Namjoon matematik öğretmeni olmak istiyordu. Küçük çocukları oldukça sevdiğini ve onlara kendinden bir şeyler katmayı sevdiğini söylemişti bir keresinde. Anlatırken öyle hevesli anlatıyordu ki, gülümsemeden edemiyordunuz. Bana kalırsa bir öğretmenden daha fazlası olurdu. Eğer Namjoon gibi bir öğretmenim olsaydı, matematik gibi iğrenç bir dersin dehası bile olabilirdim.

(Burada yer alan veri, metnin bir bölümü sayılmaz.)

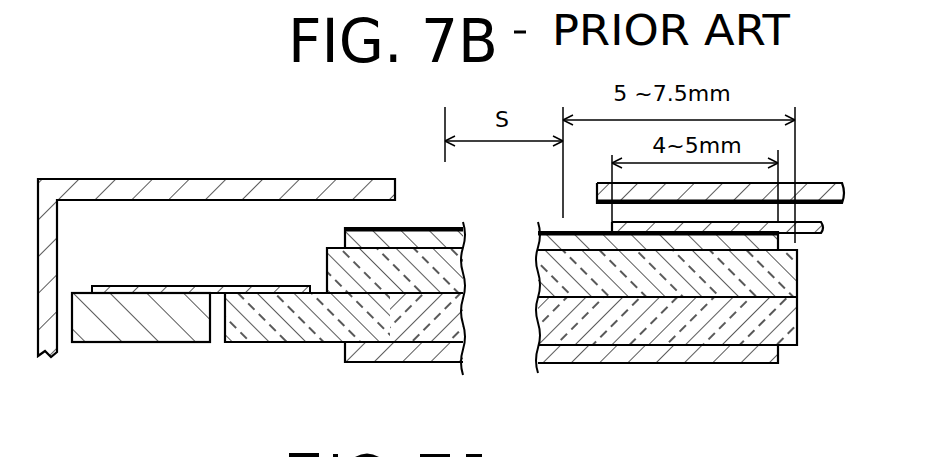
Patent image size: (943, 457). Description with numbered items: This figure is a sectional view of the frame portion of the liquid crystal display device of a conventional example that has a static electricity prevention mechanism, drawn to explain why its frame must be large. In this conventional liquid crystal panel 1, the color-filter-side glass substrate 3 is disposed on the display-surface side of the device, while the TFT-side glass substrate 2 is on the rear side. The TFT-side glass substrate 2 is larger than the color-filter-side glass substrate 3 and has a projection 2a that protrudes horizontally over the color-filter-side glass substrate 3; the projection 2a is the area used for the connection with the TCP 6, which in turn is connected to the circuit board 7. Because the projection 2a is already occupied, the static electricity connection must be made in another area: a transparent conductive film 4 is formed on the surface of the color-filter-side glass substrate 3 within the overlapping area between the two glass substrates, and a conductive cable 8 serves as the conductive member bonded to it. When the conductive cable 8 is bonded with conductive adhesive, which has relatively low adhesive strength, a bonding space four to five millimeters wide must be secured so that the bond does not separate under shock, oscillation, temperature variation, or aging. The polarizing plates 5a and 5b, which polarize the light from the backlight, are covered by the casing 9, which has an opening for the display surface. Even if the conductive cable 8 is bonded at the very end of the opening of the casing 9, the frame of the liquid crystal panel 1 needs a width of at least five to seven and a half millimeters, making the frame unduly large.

The liquid crystal panel 1 is at (712, 333).
The TFT-side glass substrate 2 is at (663, 326).
The projection 2a is at (268, 324).
The color-filter-side glass substrate 3 is at (341, 258).
The transparent conductive film 4 is at (407, 228).
The polarizing plate 5a is at (753, 356).
The polarizing plate 5b is at (755, 245).
The TCP 6 is at (153, 290).
The circuit board 7 is at (143, 328).
The conductive cable 8 is at (818, 228).
The casing 9 is at (808, 191).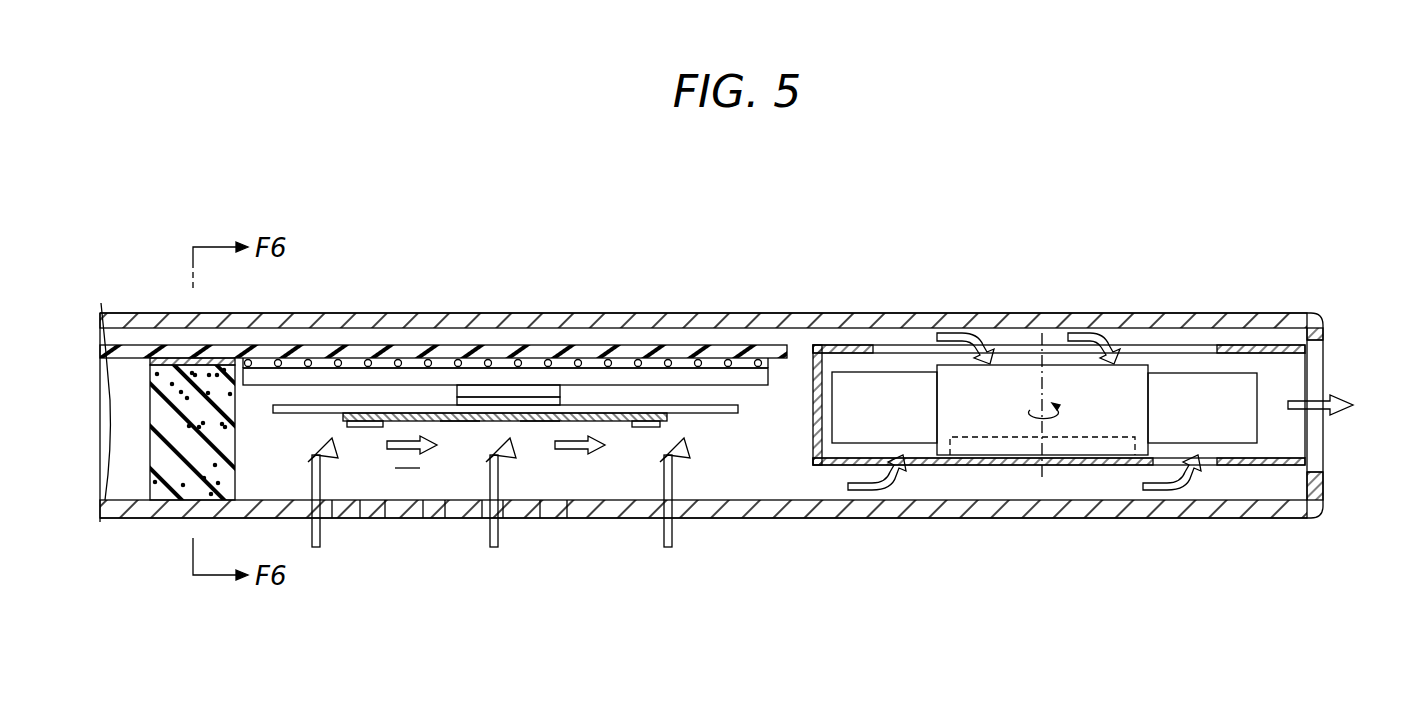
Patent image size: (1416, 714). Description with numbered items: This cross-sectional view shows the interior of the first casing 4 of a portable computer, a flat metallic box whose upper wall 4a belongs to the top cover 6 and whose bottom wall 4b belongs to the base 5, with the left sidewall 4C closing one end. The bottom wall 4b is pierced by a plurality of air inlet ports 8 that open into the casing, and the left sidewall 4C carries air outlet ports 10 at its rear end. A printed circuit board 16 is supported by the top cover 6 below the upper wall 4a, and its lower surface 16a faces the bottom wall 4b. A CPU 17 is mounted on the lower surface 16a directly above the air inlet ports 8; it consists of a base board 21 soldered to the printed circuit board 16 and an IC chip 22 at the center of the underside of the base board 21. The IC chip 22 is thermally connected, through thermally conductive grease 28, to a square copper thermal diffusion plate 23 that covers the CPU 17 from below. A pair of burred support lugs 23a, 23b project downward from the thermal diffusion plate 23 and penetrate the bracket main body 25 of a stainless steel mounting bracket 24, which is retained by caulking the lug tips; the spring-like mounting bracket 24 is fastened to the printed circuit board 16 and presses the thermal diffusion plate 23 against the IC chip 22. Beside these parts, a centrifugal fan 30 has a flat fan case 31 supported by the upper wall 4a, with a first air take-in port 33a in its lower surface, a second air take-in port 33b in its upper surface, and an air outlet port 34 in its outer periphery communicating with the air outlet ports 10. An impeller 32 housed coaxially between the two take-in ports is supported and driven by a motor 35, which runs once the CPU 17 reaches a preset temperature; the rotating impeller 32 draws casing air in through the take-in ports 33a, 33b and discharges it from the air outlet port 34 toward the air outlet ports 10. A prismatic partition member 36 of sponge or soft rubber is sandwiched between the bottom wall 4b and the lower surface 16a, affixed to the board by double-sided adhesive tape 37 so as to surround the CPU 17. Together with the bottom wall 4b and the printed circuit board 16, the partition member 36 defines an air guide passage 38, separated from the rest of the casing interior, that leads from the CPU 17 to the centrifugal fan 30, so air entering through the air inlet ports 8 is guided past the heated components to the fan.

The first casing 4 is at (172, 250).
The upper wall 4a is at (770, 320).
The bottom wall 4b is at (712, 520).
The left sidewall 4C is at (1318, 452).
The base 5 is at (100, 490).
The top cover 6 is at (155, 345).
The air inlet ports 8 is at (332, 519).
The air outlet ports 10 is at (1318, 380).
The printed circuit board 16 is at (641, 380).
The lower surface 16a is at (340, 378).
The CPU 17 is at (504, 303).
The base board 21 is at (467, 383).
The IC chip 22 is at (513, 396).
The thermal diffusion plate 23 is at (725, 414).
The support lug 23a is at (370, 428).
The support lug 23b is at (646, 428).
The mounting bracket 24 is at (463, 423).
The bracket main body 25 is at (587, 412).
The grease 28 is at (530, 422).
The centrifugal fan 30 is at (1258, 333).
The fan case 31 is at (1095, 466).
The impeller 32 is at (1178, 388).
The first air take-in port 33a is at (908, 465).
The second air take-in port 33b is at (906, 353).
The air outlet port 34 is at (1283, 447).
The motor 35 is at (1018, 443).
The partition member 36 is at (178, 495).
The double-sided adhesive tape 37 is at (205, 358).
The air guide passage 38 is at (407, 468).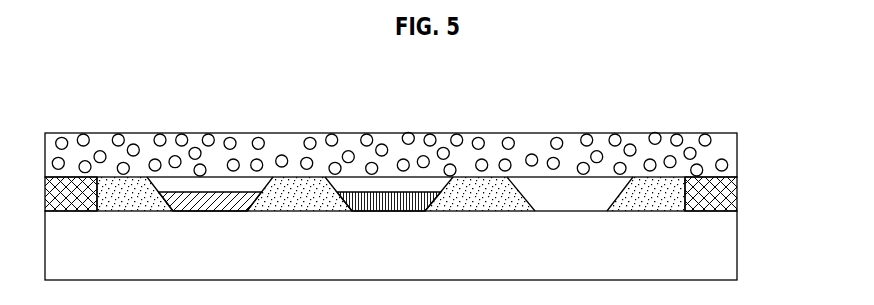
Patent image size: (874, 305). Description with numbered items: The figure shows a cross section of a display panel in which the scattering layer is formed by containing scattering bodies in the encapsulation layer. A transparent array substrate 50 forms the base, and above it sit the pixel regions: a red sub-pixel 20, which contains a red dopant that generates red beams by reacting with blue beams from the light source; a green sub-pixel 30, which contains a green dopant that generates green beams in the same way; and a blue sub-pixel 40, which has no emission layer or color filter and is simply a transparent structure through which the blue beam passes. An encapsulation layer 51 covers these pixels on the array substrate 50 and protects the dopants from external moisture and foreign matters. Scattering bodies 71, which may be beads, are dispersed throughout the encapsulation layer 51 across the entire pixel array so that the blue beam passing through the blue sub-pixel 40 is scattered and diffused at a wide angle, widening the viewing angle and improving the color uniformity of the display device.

The red sub-pixel 20 is at (210, 188).
The green sub-pixel 30 is at (390, 188).
The blue sub-pixel 40 is at (569, 188).
The array substrate 50 is at (723, 243).
The encapsulation layer 51 is at (722, 153).
The scattering bodies 71 is at (655, 143).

Hoseok'un ne olmak istediğini öğrenememiştim fakat bence ona psikolog olmak çok yakışırdı. Onunla konuşurken beni ilgiyle dinlemesi ve benim fark edemediğim yerlere dikkat çekerek tavsiyeler vermesinden anlamıştım bunu. Oldukça bilgili bir insandı ve arkadaşlarını çok kez doğru yola döndürmüştü. Grubun en neşelisi oydu fakat, aralarından biri kötü olduğunda en korkulması gereken kişi de oydu.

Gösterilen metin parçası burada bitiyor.